Ce soir-là, Nicolas Bedos était l’invité principal de Léa Salamé. Condamné en octobre 2024 à un an de prison, dont six mois sous bracelet électronique pour agression sexuelle, le cinéaste venait présenter son livre La soif de honte, un ouvrage introspectif qu’il destine avant tout à sa fille Joséphine, née récemment. Dans ce récit personnel, l’auteur dit vouloir comprendre ses actes, explorer sa part d’ombre et, peut-être, trouver une voie vers la rédemption. Mais c’est une interview en solitaire, sans les autres invités autour de lui, qui a donné un ton particulier à l’échange — comme un isolement symbolique dans un espace d’exposition médiatique.
Une charge habilement déguisée en blague

Au moment où Nicolas Bedos s’apprêtait à quitter le plateau, pensant en avoir terminé, Paul de Saint-Sernin est intervenu avec un calme déconcertant, affirmant que l’intégralité des bénéfices du livre serait reversée à une association de victimes. Le public, pris au jeu de cette déclaration solennelle, a applaudi, avant de comprendre le sous-texte ironique. « Tu ne le sais pas, je viens de le décider… », a lancé l’humoriste, s’adressant directement à Bedos, visiblement pris de court. La blague était aussi frontale qu’élégamment tournée, laissant le malaise suspendu quelques secondes dans l’air.

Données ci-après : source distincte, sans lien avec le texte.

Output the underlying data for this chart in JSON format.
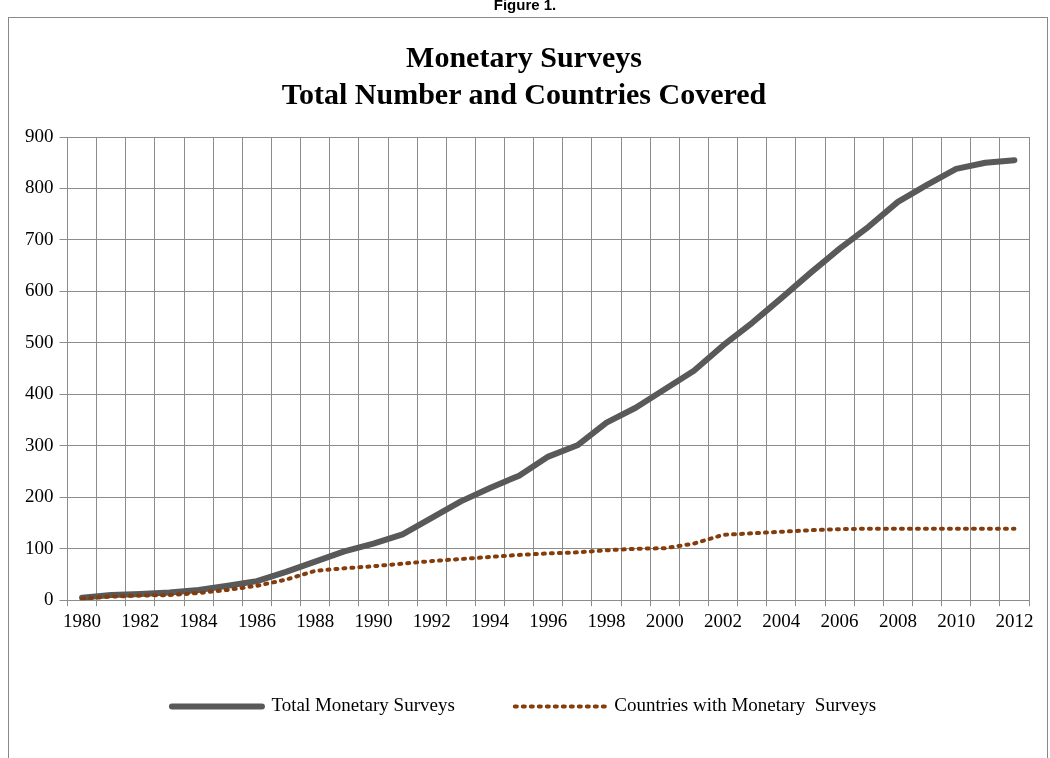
{
  "chart_data": {
    "type": "line",
    "title": "Monetary Surveys\nTotal Number and Countries Covered",
    "annotations": [
      "Figure 1."
    ],
    "categories": [
      "1980",
      null,
      "1982",
      null,
      "1984",
      null,
      "1986",
      null,
      "1988",
      null,
      "1990",
      null,
      "1992",
      null,
      "1994",
      null,
      "1996",
      null,
      "1998",
      null,
      "2000",
      null,
      "2002",
      null,
      "2004",
      null,
      "2006",
      null,
      "2008",
      null,
      "2010",
      null,
      "2012"
    ],
    "series": [
      {
        "name": "Total Monetary Surveys",
        "color": "#595959",
        "line_style": "solid",
        "values": [
          5,
          10,
          12,
          15,
          20,
          28,
          37,
          55,
          75,
          95,
          110,
          128,
          160,
          192,
          218,
          242,
          279,
          301,
          345,
          374,
          410,
          446,
          495,
          539,
          587,
          636,
          683,
          726,
          774,
          807,
          838,
          850,
          855
        ]
      },
      {
        "name": "Countries with Monetary  Surveys",
        "color": "#843c0c",
        "line_style": "dotted",
        "values": [
          3,
          7,
          9,
          10,
          14,
          20,
          28,
          40,
          57,
          62,
          66,
          71,
          76,
          80,
          84,
          88,
          91,
          93,
          97,
          100,
          101,
          110,
          127,
          130,
          133,
          136,
          138,
          139,
          139,
          139,
          139,
          139,
          139
        ]
      }
    ],
    "ylim": [
      0,
      900
    ],
    "yticks": [
      0,
      100,
      200,
      300,
      400,
      500,
      600,
      700,
      800,
      900
    ],
    "grid": true,
    "legend": "bottom",
    "marker": "none"
  }
}
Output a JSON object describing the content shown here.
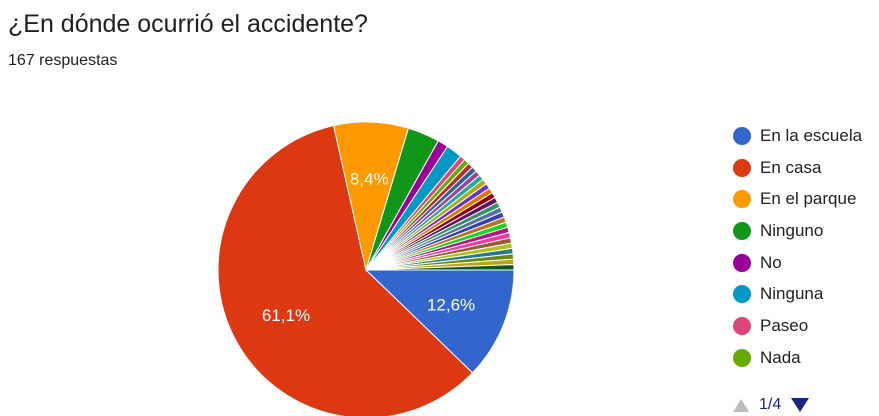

Malaise feutré et ironie mordante

Sourire crispé aux lèvres, Nicolas Bedos a tenté de désamorcer la tension en rappelant que « c’est sérieux, ce qu’on dit là ». Mais Paul de Saint-Sernin, fidèle à son style provocateur et acéré, a poursuivi sur le même ton : « C’est une manière de te montrer que c’est important, le consentement. Je décide que cet argent est reversé sans te demander ton avis ». Cette dernière phrase, riche en sous-entendu, a résonné comme une gifle symbolique, rappelant les accusations qui entourent l’auteur. Bedos, manifestement déstabilisé, a alors quitté le plateau sans ajouter un mot, laissant derrière lui une séquence qui marquera probablement l’histoire de l’émission.